Десятников – человек дела и действия. Это и правильно в наш двадцатый век. Много мы говорим, долго собираемся что нибудь сделать. Иногда все так и кончается разговорами да собраниями. Откладываем до следующего раза, до будущего года, а практически навсегда. Взять хотя бы меня. Я всегда мечтал побывать в Званке, а теперь, попав в Новгород, решил: вот как следующий раз приеду сюда, так и соберусь, обязательно съезжу в Званку. Я, правда, предпринял некоторые шаги. Сходил в областную газету и расспросил, где Званка, как до нее проехать. Мне сказали, что нужен вездеход, а ехать все время по берегу Волхова – километров семьдесят. Я хотел съязвить и спросить, на каких вездеходах ездил туда хозяин Званки в восемнадцатом веке, но придержал язык. Тут выяснилось, что редакционный шофер заболел, и моя идея начала вянуть на корню, а я не стал настаивать или искать новых путей, а решил про себя: в следующий раз.

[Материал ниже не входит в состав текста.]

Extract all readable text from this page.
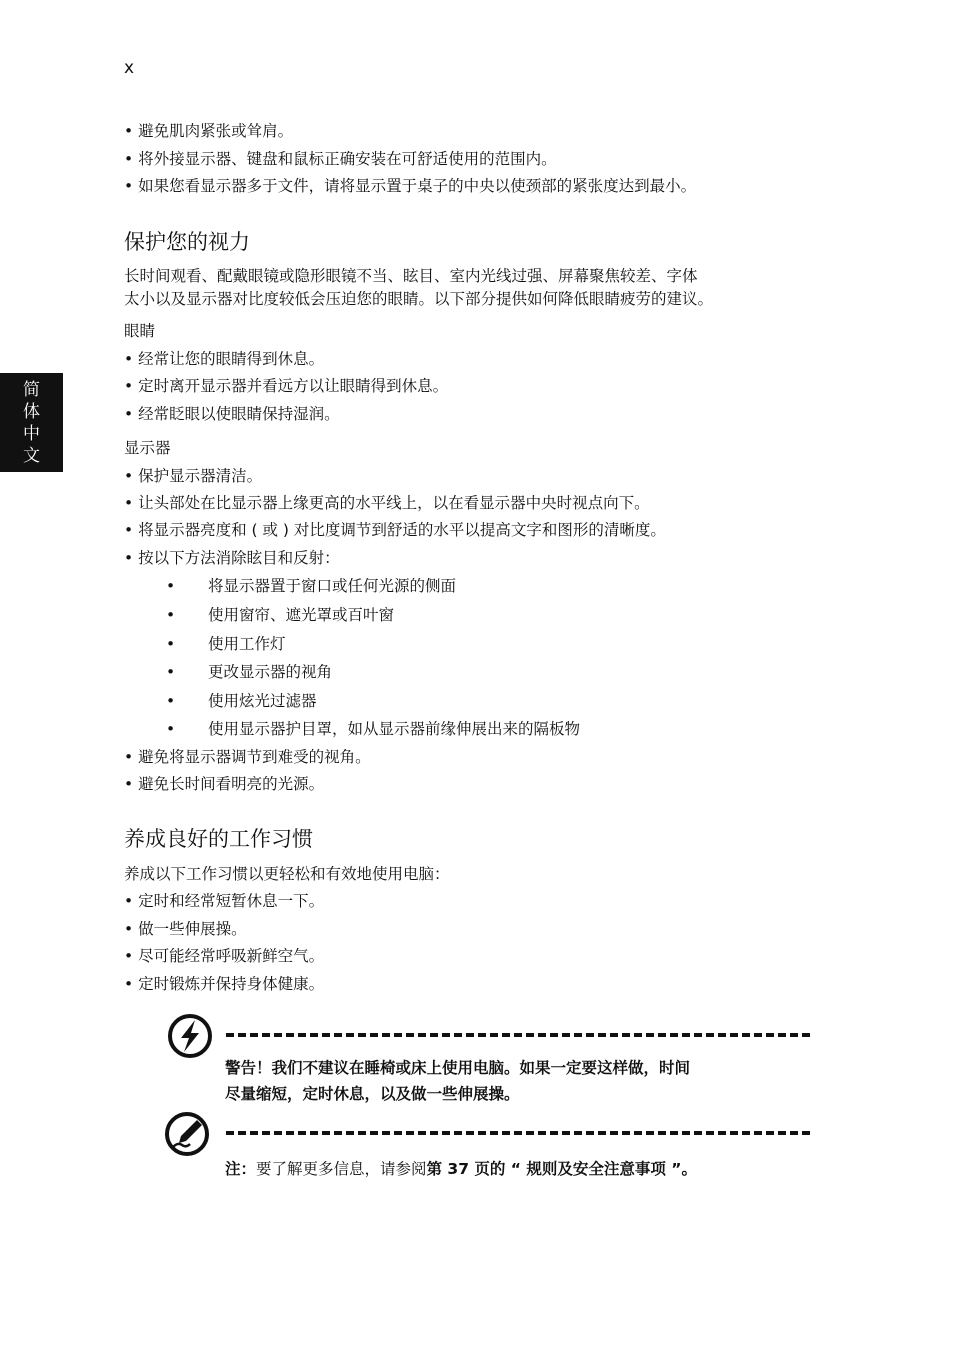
x
简
体
中
文
• 避免肌肉紧张或耸肩。
• 将外接显示器、键盘和鼠标正确安装在可舒适使用的范围内。
• 如果您看显示器多于文件，请将显示置于桌子的中央以使颈部的紧张度达到最小。
保护您的视力
长时间观看、配戴眼镜或隐形眼镜不当、眩目、室内光线过强、屏幕聚焦较差、字体
太小以及显示器对比度较低会压迫您的眼睛。以下部分提供如何降低眼睛疲劳的建议。
眼睛
• 经常让您的眼睛得到休息。
• 定时离开显示器并看远方以让眼睛得到休息。
• 经常眨眼以使眼睛保持湿润。
显示器
• 保护显示器清洁。
• 让头部处在比显示器上缘更高的水平线上，以在看显示器中央时视点向下。
• 将显示器亮度和 ( 或 ) 对比度调节到舒适的水平以提高文字和图形的清晰度。
• 按以下方法消除眩目和反射：
• 将显示器置于窗口或任何光源的侧面
• 使用窗帘、遮光罩或百叶窗
• 使用工作灯
• 更改显示器的视角
• 使用炫光过滤器
• 使用显示器护目罩，如从显示器前缘伸展出来的隔板物
• 避免将显示器调节到难受的视角。
• 避免长时间看明亮的光源。
养成良好的工作习惯
养成以下工作习惯以更轻松和有效地使用电脑：
• 定时和经常短暂休息一下。
• 做一些伸展操。
• 尽可能经常呼吸新鲜空气。
• 定时锻炼并保持身体健康。
警告！我们不建议在睡椅或床上使用电脑。如果一定要这样做，时间
尽量缩短，定时休息，以及做一些伸展操。
注：要了解更多信息，请参阅第 37 页的 “ 规则及安全注意事项 ”。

Оказавшись на борту «Ракеты», я без задней мысли и злого умысла поделился с Володей Десятниковым:

– Конечно, неплохо и без цели всякой прокатиться по Волхову. Но почему бы не воспользоваться «Ракетой» и не съездить в Званку? Для этого нужно желание и согласие всех. Но разве всем тоже не интересно побывать в Званке? Массы податливы. Надо заронить (привнести) идею, создать общественное мнение, а затем предложить. «Ракете» придется развернуться и идти в противоположную сторону. Но не все ли равно «Ракете», куда ей идти?

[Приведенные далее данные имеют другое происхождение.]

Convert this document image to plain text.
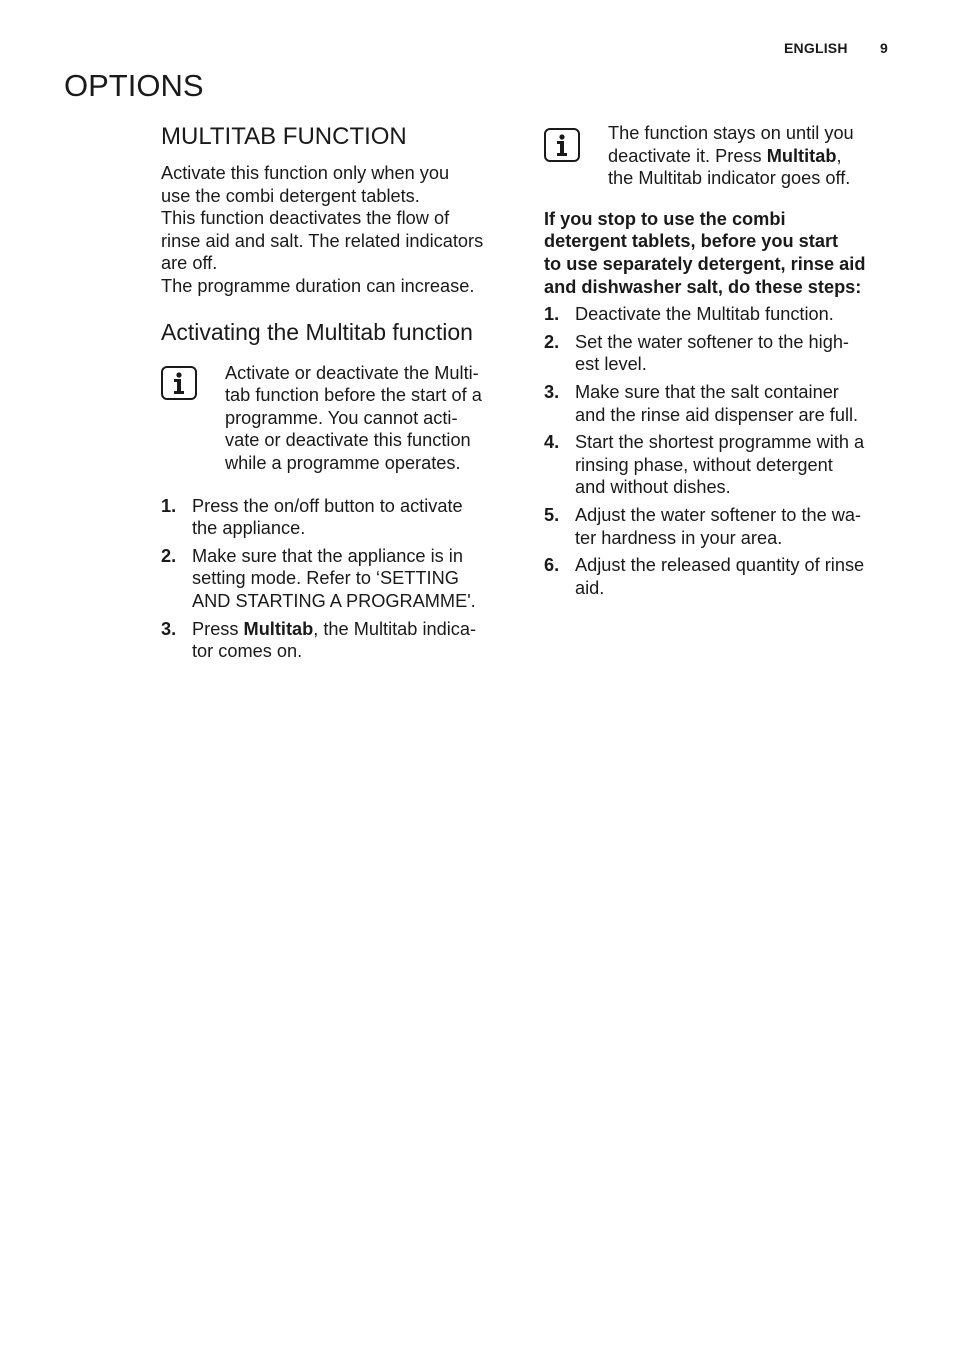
ENGLISH 9
OPTIONS
MULTITAB FUNCTION
Activate this function only when you
use the combi detergent tablets.
This function deactivates the flow of
rinse aid and salt. The related indicators
are off.
The programme duration can increase.
Activating the Multitab function
Activate or deactivate the Multi-
tab function before the start of a
programme. You cannot acti-
vate or deactivate this function
while a programme operates.
1. Press the on/off button to activate
the appliance.
2. Make sure that the appliance is in
setting mode. Refer to ‘SETTING
AND STARTING A PROGRAMME'.
3. Press Multitab, the Multitab indica-
tor comes on.
The function stays on until you
deactivate it. Press Multitab,
the Multitab indicator goes off.
If you stop to use the combi
detergent tablets, before you start
to use separately detergent, rinse aid
and dishwasher salt, do these steps:
1. Deactivate the Multitab function.
2. Set the water softener to the high-
est level.
3. Make sure that the salt container
and the rinse aid dispenser are full.
4. Start the shortest programme with a
rinsing phase, without detergent
and without dishes.
5. Adjust the water softener to the wa-
ter hardness in your area.
6. Adjust the released quantity of rinse
aid.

Володя мгновенно поддержал меня, и мы составили нечто вроде заговора. Мы слышали, как на «Ракете» говорят об Ильмень озере, о Новгородском кремле, о реставраторах Грековых, о чем угодно, только не о Званке. Но эксперимент уже был начат. Володя уже отошел от меня, смешался с «массами», и через пять минут, не более, как бы само собой, неизвестно откуда взявшись, появилось и зазвучало словечко «Званка».

– Званка? А что такое – Званка? Верно, опять какой нибудь развалившийся монастырь? Или, может быть, передовой совхоз?

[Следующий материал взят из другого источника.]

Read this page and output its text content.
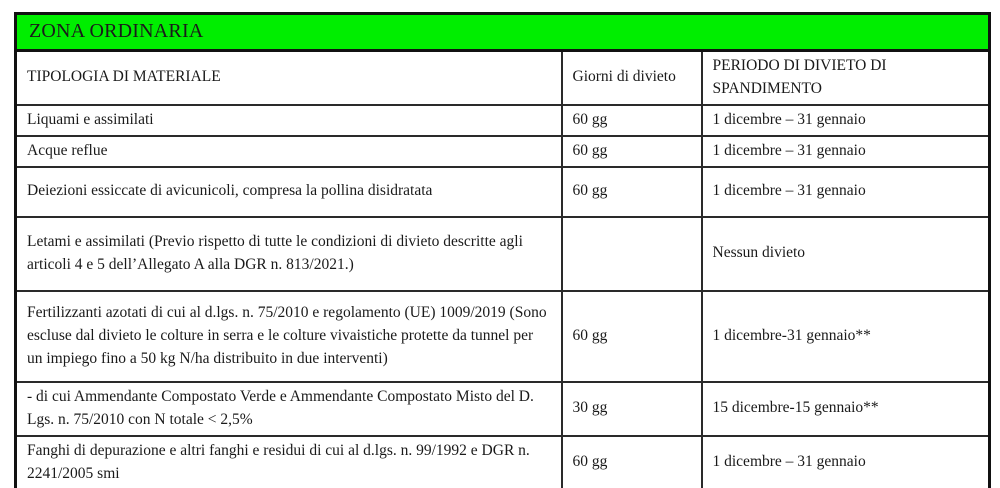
ZONA ORDINARIA		
TIPOLOGIA DI MATERIALE	Giorni di divieto	PERIODO DI DIVIETO DI SPANDIMENTO
Liquami e assimilati	60 gg	1 dicembre – 31 gennaio
Acque reflue	60 gg	1 dicembre – 31 gennaio
Deiezioni essiccate di avicunicoli, compresa la pollina disidratata	60 gg	1 dicembre – 31 gennaio
Letami e assimilati (Previo rispetto di tutte le condizioni di divieto descritte agli articoli 4 e 5 dell’Allegato A alla DGR n. 813/2021.)		Nessun divieto
Fertilizzanti azotati di cui al d.lgs. n. 75/2010 e regolamento (UE) 1009/2019 (Sono escluse dal divieto le colture in serra e le colture vivaistiche protette da tunnel per un impiego fino a 50 kg N/ha distribuito in due interventi)	60 gg	1 dicembre-31 gennaio**
- di cui Ammendante Compostato Verde e Ammendante Compostato Misto del D. Lgs. n. 75/2010 con N totale < 2,5%	30 gg	15 dicembre-15 gennaio**
Fanghi di depurazione e altri fanghi e residui di cui al d.lgs. n. 99/1992 e DGR n. 2241/2005 smi	60 gg	1 dicembre – 31 gennaio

– Званка? Ну как же! Званка – это место, где жил Державин. Его именье. Лермонтов – Тархана, Пушкин – Михайловское, Толстой – Ясная Поляна, Тургенев – Спасское Лутовиново… А у Державина – Званка.

– Ах да, да! Вспоминаю. У него есть стихотворение с описанием Званки. Как оно называется, кто нибудь помнит?

– »Евгению. Жизнь Званская». Одно из замечательных лирических произведений в русской поэзии восемнадцатого века, идиллически рисующее помещичью жизнь в деревне со всеми подробностями быта. В стихотворении описаны труды и дни Державина в Званке, на берегу Волхова. Хозяйственные дела, неграмотный староста, охота, прогулки, занятия, развлечения… «Жизнь Званская» обращена к митрополиту Евгению Болховитинову, составителю словаря российских светских писателей, археологу и историку русской литературы. Он жил в Хутынском монастыре в шестидесяти верстах от Званки и был другом поэта в последние годы его жизни.

– Да, да. Вспоминаю. Где то видел даже гравюру с изображением Званки. Как будто высокая гора…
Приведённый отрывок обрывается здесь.